Balsam Lake Rededication Ceremony


Monument to 11 who died in Balsam Lake canoe disaster restored | CBC News

Almost 100 years ago, placid Balsam Lake, in the heart of the Kawarthas, was the scene of one of the worst pleasure craft disasters in provincial history: 11 boys and young men drowned when their oversized canoe capsized, in the dark waters, far from shore.

Most of the victims were Toronto boys. Their funerals and subsequent burial beneath a massive, roughly four-metre-high cross at St. James Cemetery, near Bloor and Parliament streets, made headlines around the world, in July of 1926.
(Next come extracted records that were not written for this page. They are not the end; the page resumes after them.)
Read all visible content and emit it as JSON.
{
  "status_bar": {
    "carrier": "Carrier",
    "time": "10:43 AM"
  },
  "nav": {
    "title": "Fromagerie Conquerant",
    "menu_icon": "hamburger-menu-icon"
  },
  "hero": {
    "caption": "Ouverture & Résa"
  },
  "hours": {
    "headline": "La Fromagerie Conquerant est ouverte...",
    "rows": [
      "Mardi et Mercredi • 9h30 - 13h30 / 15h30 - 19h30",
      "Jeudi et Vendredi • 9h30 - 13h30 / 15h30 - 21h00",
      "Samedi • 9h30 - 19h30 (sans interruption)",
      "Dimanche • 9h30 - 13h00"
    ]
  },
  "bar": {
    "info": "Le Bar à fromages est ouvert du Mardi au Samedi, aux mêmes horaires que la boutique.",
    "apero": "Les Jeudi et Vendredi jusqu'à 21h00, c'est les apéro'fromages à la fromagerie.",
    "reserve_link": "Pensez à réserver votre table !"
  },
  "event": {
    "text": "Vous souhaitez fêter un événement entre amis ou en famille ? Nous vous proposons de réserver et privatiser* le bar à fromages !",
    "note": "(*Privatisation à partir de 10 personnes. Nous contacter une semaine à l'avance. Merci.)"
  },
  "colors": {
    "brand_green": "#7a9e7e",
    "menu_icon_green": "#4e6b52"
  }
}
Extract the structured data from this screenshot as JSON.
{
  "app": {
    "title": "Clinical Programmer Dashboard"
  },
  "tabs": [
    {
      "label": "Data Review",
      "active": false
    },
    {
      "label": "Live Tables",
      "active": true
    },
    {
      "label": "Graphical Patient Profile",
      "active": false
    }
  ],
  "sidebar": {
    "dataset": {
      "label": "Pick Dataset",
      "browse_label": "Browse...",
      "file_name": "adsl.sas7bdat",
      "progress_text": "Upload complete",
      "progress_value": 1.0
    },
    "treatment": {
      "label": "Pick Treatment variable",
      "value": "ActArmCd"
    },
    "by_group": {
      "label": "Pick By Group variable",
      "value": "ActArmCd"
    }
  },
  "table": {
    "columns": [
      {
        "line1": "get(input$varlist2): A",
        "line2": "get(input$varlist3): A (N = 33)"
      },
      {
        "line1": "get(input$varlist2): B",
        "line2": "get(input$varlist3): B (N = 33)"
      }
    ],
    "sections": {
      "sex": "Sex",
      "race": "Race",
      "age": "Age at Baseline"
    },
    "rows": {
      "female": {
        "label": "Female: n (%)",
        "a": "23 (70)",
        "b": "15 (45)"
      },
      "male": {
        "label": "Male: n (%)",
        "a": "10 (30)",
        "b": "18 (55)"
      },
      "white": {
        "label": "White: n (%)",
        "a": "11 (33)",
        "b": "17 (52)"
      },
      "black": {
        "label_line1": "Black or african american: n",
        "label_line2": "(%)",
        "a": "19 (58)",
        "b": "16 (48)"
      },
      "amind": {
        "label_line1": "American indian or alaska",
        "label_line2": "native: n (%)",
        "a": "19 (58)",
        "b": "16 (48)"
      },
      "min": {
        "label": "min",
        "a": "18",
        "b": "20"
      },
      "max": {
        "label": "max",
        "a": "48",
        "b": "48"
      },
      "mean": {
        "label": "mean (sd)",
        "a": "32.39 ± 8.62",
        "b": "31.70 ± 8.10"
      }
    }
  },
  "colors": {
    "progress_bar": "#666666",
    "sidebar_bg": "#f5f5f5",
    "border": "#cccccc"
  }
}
As a poignant addition, a small stone perimeter around the graves was etched with the names of all 11 victims.

But as the decades passed, so did the city’s memories of the tragedy.

But now, thanks to Toronto’s St. James’ Cemetery and Balsam Lake resident Doug Paterson, the site has been refurbished, landscaping the graves and replacing the stone cross that unfortunately vandals had damaged and toppled many years ago.

The restoration of the monument and next month’s graveside re-dedication ceremony were arranged by St. James Cathedral at a cost of about $13 thousand, church staff say, after lobbying by Paterson.

The rebuilt cross “is an exact replica, to the millimetre,” cemetery general manager George Vrozos says. “It was our honour and our privilege to make sure this was done properly and respectfully, to memorialise the lost souls here.”

It’ll all be officially unveiled at a special rededication ceremony, to be held on June 20, 2024.